Where RFC123 is better

  • Durable record. A canvas’s home is a Slack channel. An RFC’s home is your code repo – still there when the channel is archived and the workspace is migrated.
  • Versioning. Track how the proposal evolved across drafts. Canvases have a single timeline.
  • Line-anchored comments that stay anchored.Comments in a long canvas tend to scroll out of context. RFC123 lines threads up next to the lines they’re about.
  • Cross-repo review queue.
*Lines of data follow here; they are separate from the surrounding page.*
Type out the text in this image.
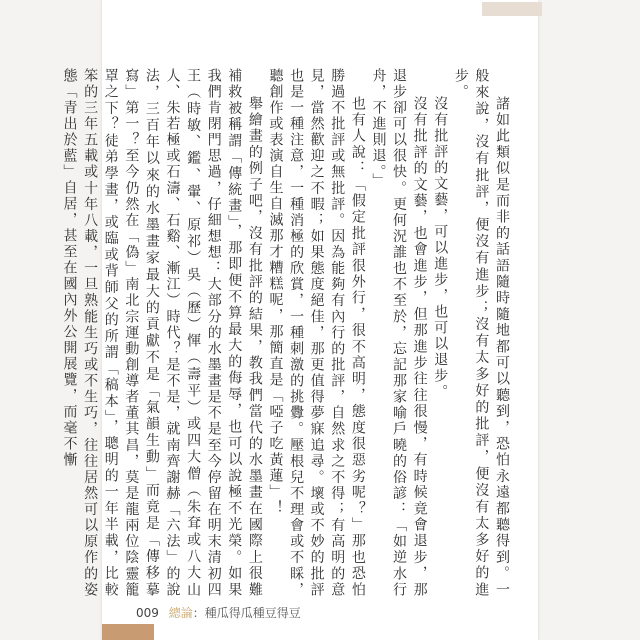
諸如此類似是而非的話語隨時隨地都可以聽到，恐怕永遠都聽得到。一般來說，沒有批評，便沒有進步；沒有太多好的批評，便沒有太多好的進步。

沒有批評的文藝，可以進步，也可以退步。

沒有批評的文藝，也會進步，但那進步往往很慢，有時候竟會退步，那退步卻可以很快。更何況誰也不至於，忘記那家喻戶曉的俗諺：「如逆水行舟，不進則退。」

也有人說：「假定批評很外行，很不高明，態度很惡劣呢？」那也恐怕勝過不批評或無批評。因為能夠有內行的批評，自然求之不得；有高明的意見，當然歡迎之不暇；如果態度絕佳，那更值得夢寐追尋。壞或不妙的批評也是一種注意，一種消極的欣賞，一種刺激的挑釁。壓根兒不理會或不睬，聽創作或表演自生自滅那才糟糕呢，那簡直是「啞子吃黃蓮」！

舉繪畫的例子吧，沒有批評的結果，教我們當代的水墨畫在國際上很難補救被稱謂「傳統畫」，那即便不算最大的侮辱，也可以說極不光榮。如果我們肯閉門思過，仔細想想：大部分的水墨畫是不是至今停留在明末清初四王（時敏、鑑、翬、原祁）吳（歷）惲（壽平）或四大僧（朱耷或八大山人、朱若極或石濤、石谿、漸江）時代？是不是，就南齊謝赫「六法」的說法，三百年以來的水墨畫家最大的貢獻不是「氣韻生動」而竟是「傳移摹寫」第一？至今仍然在「偽」南北宗運動創導者董其昌，莫是龍兩位陰靈籠罩之下？徒弟學畫，或臨或背師父的所謂「稿本」，聰明的一年半載，比較笨的三年五載或十年八載，一旦熟能生巧或不生巧，往往居然可以原作的姿態「青出於藍」自居，甚至在國內外公開展覽，而毫不慚

009 總論：種瓜得瓜種豆得豆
A digest of RFCs awaiting your review across every repo you can access – opt-in to Slack, scoped to your reviews, not “anywhere you were mentioned”.
  • Permission model that follows the code.Access mirrors the repo, not “who happens to be in the workspace today”.
  • Agents can read it without being in Slack.MCP server exposes RFCs to Claude, ChatGPT, or any agent – with skills for pressure-testing, synthesis, and comparing to the codebase.

Side-by-side

FeatureSlack CanvasesRFC123
Time to first draftSeconds, in-threadA minute – pick repo, write Markdown
Versioning / diffSingle timelineGit history: commits, authors, diffs
Comment anchoringBlock reactions / threadsLine-level threads on rendered Markdown
Lives where conversation isYes (channel / DM)Separate, with optional Slack briefing
Discoverable in 12 monthsChannel-dependentYes – PR in your repo
PermissionsSlack workspace / channelGitHub repo
MobileStrongLimited
Agent / MCP accessLimitedYes – read-only, with skills
Markdown exportPossibleNative – RFCs are Markdown files in your repo
Lock-inSlack workspaceNone – RFCs are PRs in your repo

So which one should you pick?

Pick Slack Canvases if

  • You’re in the very early stages and the doc is a thinking space, not a decision.
  • Your team is small enough that everyone reads everything.
  • The right home for the doc is the channel where it’s being discussed.

Pick RFC123 if

  • The decision is worth finding again next quarter.
  • Multiple repos or teams need to weigh in on the same proposal.
  • You want diffable history of how the proposal changed.